Le raisonnement dialectique, qu'on ne peut éclipser tant il structure le travail du réalisateur, trouve ici une expression rarement égalée, profonde quoique simple et sans fatuité, traduisant ainsi la grande maîtrise, fruit d'une lente maturation, à laquelle il est parvenu.
Ainsi nous retrouvons dans le portrait moral des personnages et de leur itinéraire, mais aussi parmi la société dans laquelle ils vivent, des oppositions qui se concilient pour former un tout homogène comme: la grandeur et la décadence du protagoniste; le luxe des mafieux et la misère du peuple rom; les valeurs d'honneur, de probité de la grand-mère et l'absence de scrupules chez le boss; la folie du grand frère et sagesse des anciens; …
La mise en scène permet aussi d'illustrer ce principe. Ainsi la légèreté de l'onirisme à travers une photographie épurée et nocturne est contredite par la réalité boueuse et chaotique où s'empêtrent leur quotidien et leur mouvement (à noter la verticalité des animaux des animaux pendant les rêves opposée à leur horizontalité diurne); les promesses de futurs radieux, comme dans le langage des grandes villes sont démenties par les fantômes du passé qui rattrapent et hantent le protagoniste; les plans larges filmant les naissances, mariages et célébrations collectives et qui débordent de couleur, de lumière et de danses sont atténués par les gros plans sur des individus envahis par des pulsions de mort ou sur des objets la servant (armes, mutilations, auto-destruction à l'alcool et tabac, …); …

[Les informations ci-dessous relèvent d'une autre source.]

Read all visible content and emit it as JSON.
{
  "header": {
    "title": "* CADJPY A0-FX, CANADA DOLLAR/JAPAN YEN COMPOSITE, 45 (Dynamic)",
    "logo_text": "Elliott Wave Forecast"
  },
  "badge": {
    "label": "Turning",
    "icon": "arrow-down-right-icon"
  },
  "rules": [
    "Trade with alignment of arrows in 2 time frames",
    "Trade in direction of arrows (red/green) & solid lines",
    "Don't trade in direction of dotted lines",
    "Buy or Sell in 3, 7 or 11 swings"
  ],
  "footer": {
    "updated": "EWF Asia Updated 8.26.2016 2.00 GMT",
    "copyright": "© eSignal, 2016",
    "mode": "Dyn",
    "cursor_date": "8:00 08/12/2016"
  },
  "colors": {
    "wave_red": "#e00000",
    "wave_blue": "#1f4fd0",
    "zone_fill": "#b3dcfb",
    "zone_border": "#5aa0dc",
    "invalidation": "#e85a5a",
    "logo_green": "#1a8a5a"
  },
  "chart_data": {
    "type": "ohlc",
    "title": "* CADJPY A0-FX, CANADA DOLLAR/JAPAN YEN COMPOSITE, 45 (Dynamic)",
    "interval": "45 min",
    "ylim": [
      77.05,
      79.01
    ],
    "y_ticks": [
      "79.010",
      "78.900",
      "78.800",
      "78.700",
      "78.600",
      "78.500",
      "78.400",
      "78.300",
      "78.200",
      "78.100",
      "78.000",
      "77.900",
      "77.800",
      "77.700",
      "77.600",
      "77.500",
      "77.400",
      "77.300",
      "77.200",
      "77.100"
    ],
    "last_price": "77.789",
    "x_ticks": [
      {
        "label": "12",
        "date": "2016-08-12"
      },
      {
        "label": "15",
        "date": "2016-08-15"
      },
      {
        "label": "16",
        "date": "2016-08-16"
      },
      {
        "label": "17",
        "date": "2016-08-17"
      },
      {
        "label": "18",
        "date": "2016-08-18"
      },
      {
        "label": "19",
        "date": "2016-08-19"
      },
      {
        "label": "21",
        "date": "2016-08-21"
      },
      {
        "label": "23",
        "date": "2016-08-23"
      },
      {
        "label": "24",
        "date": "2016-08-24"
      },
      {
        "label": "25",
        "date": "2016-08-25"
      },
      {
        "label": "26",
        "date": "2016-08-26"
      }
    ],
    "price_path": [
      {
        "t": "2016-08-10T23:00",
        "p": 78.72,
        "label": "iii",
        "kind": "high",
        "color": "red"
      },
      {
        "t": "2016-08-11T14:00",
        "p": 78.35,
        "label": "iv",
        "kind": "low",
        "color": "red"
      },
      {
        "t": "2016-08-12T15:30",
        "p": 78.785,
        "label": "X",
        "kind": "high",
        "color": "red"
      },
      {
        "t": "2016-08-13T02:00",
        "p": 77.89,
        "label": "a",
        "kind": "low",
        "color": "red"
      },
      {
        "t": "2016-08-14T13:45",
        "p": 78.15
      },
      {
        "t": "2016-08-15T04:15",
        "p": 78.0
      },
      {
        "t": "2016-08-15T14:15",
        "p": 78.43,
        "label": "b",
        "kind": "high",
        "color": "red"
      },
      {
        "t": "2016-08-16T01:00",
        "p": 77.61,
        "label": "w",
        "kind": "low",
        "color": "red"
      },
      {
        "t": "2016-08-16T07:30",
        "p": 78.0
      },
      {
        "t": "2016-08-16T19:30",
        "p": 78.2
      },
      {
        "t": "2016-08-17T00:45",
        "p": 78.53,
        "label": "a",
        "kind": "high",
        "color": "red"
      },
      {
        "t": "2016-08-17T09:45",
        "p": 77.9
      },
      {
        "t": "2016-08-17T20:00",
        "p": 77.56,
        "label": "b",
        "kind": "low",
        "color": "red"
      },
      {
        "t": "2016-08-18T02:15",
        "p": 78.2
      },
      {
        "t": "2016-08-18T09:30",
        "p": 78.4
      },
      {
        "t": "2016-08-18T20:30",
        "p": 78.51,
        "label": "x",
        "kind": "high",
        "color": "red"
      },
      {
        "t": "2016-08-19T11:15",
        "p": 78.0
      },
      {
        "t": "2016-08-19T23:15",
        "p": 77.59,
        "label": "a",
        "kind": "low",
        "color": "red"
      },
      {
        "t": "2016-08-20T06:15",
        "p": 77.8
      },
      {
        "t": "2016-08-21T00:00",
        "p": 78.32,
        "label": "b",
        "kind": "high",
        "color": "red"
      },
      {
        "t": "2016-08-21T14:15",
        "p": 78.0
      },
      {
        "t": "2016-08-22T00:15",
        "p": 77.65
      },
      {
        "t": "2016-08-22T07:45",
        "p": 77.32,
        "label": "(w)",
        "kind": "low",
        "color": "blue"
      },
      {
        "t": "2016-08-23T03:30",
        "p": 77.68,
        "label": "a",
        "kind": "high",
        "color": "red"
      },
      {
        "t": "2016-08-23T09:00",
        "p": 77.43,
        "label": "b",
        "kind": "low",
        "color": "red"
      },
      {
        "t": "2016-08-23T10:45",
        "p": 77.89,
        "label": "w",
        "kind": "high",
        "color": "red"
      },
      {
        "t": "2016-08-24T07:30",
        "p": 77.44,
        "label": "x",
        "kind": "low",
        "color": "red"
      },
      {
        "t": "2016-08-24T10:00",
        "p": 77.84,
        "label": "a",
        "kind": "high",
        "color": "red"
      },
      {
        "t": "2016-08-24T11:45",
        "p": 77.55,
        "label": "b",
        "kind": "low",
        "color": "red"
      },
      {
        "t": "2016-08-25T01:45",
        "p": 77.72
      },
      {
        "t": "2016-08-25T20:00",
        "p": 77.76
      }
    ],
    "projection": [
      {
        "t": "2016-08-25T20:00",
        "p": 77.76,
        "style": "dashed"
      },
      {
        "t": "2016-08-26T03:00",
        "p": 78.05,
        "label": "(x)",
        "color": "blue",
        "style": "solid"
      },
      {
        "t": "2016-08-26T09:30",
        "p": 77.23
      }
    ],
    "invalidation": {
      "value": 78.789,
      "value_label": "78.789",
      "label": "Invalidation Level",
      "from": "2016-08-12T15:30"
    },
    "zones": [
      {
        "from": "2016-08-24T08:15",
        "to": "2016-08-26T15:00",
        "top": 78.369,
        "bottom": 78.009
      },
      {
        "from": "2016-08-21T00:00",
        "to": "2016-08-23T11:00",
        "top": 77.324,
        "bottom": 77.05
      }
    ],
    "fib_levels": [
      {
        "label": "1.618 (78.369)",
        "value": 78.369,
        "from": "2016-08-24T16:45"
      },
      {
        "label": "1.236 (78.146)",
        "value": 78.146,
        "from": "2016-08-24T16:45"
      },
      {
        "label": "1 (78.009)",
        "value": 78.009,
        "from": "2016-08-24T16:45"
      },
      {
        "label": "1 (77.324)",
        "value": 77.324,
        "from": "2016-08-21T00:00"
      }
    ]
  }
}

Cette multiplicité de significations et de pistes de lecture, qu'on ne peut hélas évoquer ici qu'en partie mais qui permettent de mieux comprendre l'ensemble du cinéma de Kusturica, rendent compte malgré elles d'une écriture baroque et nerveuse, traversée par l'agitation d'une créativité féconde (amplifiée par la cocaïne qu'il confesse prendre) que ne peut tempérer que la douce musique de Bregovic, elle aussi double dans sa construction car transmettant la joie et l'ivresse tout en y distillant quelques larmes de mélancolie.